EAB in Minnesota's ash forests presents several unique management challenges. Black ash is our most abundant ash species and is well-adapted to growing in wet areas. Research is underway to find suitable tree species that might replace black ash, but the conversion to non-ash forests remains a major concern due to limited site accessibility and the expense of planting and growing non-ash trees on wet sites. Here are some general guidelines for landowners managing ash stands or mixed stands with a high percentage of ash:
- Avoid planting ash for ornamental, shade, or reforestation purposes
- If there is a market demand for ash, harvest it and encourage other tree species by planting or natural regeneration
- Call before you cut » Free assistance to help woodland landowners make informed decisions about timber harvest.
- Reduce the percentage of ash trees before EAB infestation through carefully-planned harvesting or tree planting
- Check out the DNR Forest Stewardship Program to receive technical advice and long-range management planning to keep your woodlands productive and in healthy condition.

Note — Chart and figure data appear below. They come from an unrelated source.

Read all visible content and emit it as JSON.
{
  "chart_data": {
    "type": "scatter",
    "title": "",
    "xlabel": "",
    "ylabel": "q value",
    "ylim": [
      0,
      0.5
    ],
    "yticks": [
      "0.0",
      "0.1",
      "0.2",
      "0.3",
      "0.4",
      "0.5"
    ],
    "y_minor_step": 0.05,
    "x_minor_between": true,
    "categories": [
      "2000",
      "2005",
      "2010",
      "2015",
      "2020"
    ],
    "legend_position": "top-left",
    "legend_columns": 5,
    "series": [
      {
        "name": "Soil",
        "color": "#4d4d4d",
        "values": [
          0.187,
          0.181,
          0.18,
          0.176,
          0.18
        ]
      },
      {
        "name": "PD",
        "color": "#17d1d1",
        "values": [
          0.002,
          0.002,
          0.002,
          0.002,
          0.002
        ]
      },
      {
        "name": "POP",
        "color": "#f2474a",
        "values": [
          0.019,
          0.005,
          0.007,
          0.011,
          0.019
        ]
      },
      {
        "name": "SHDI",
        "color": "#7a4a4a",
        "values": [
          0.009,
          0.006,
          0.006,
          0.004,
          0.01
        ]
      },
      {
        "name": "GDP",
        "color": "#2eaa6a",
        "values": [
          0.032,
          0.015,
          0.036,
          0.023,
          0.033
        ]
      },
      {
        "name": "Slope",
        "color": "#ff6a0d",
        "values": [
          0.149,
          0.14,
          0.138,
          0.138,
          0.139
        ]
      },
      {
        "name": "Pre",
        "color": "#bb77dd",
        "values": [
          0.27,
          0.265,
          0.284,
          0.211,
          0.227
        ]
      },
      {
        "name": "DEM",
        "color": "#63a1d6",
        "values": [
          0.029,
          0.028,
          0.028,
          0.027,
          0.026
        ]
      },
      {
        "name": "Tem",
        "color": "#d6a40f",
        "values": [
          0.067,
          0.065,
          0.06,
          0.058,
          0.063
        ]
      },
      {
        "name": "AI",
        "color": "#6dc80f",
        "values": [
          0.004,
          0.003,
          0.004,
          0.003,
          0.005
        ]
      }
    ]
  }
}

In addition to the guidelines above, private forest managers are encouraged to consult Ash Management Guidelines for advice on how to manage ash in their forests and woodlands.
Homeowners with ash trees in or near EAB-infested areas should consider removing and replacing trees, or try to save ash using preventative insecticide treatments.
Insecticides are either injected directly into the trunk, sprayed onto the trunk, or poured into the soil around the base of the tree. All of these treatments must be repeated, according to instructions on the product label to be effective against EAB. When considering insecticide treatments, visit the Homeowner Guide to Insecticide Selection, Use, and Environmental Protection for more information, or consider contacting a ISA-certified arborist .
When considering ash tree removal and tree replacement options, hiring an ISA-certified arborist may be the best option. When you plant, be sure to choose the right tree for your area, and carefully follow sound planting practices.
What can I do to help?
The rapid spread of EAB is mostly due to human transport of infested ash firewood. EAB is a serious invasive tree pest, and consequently a quarantine has been placed in several counties to help prevent the spread of EAB to other areas in Minnesota. Firewood and other ash products are regulated by the Minnesota Department of Agriculture. It is unlawful to move:
- Ash logs and lumber
- Ash tree waste such as chips and mulch
- All hardwood (broadleaf deciduous trees) firewood
Detailed information about what is regulated is available at the EAB Quarantine and Regulatory Information website.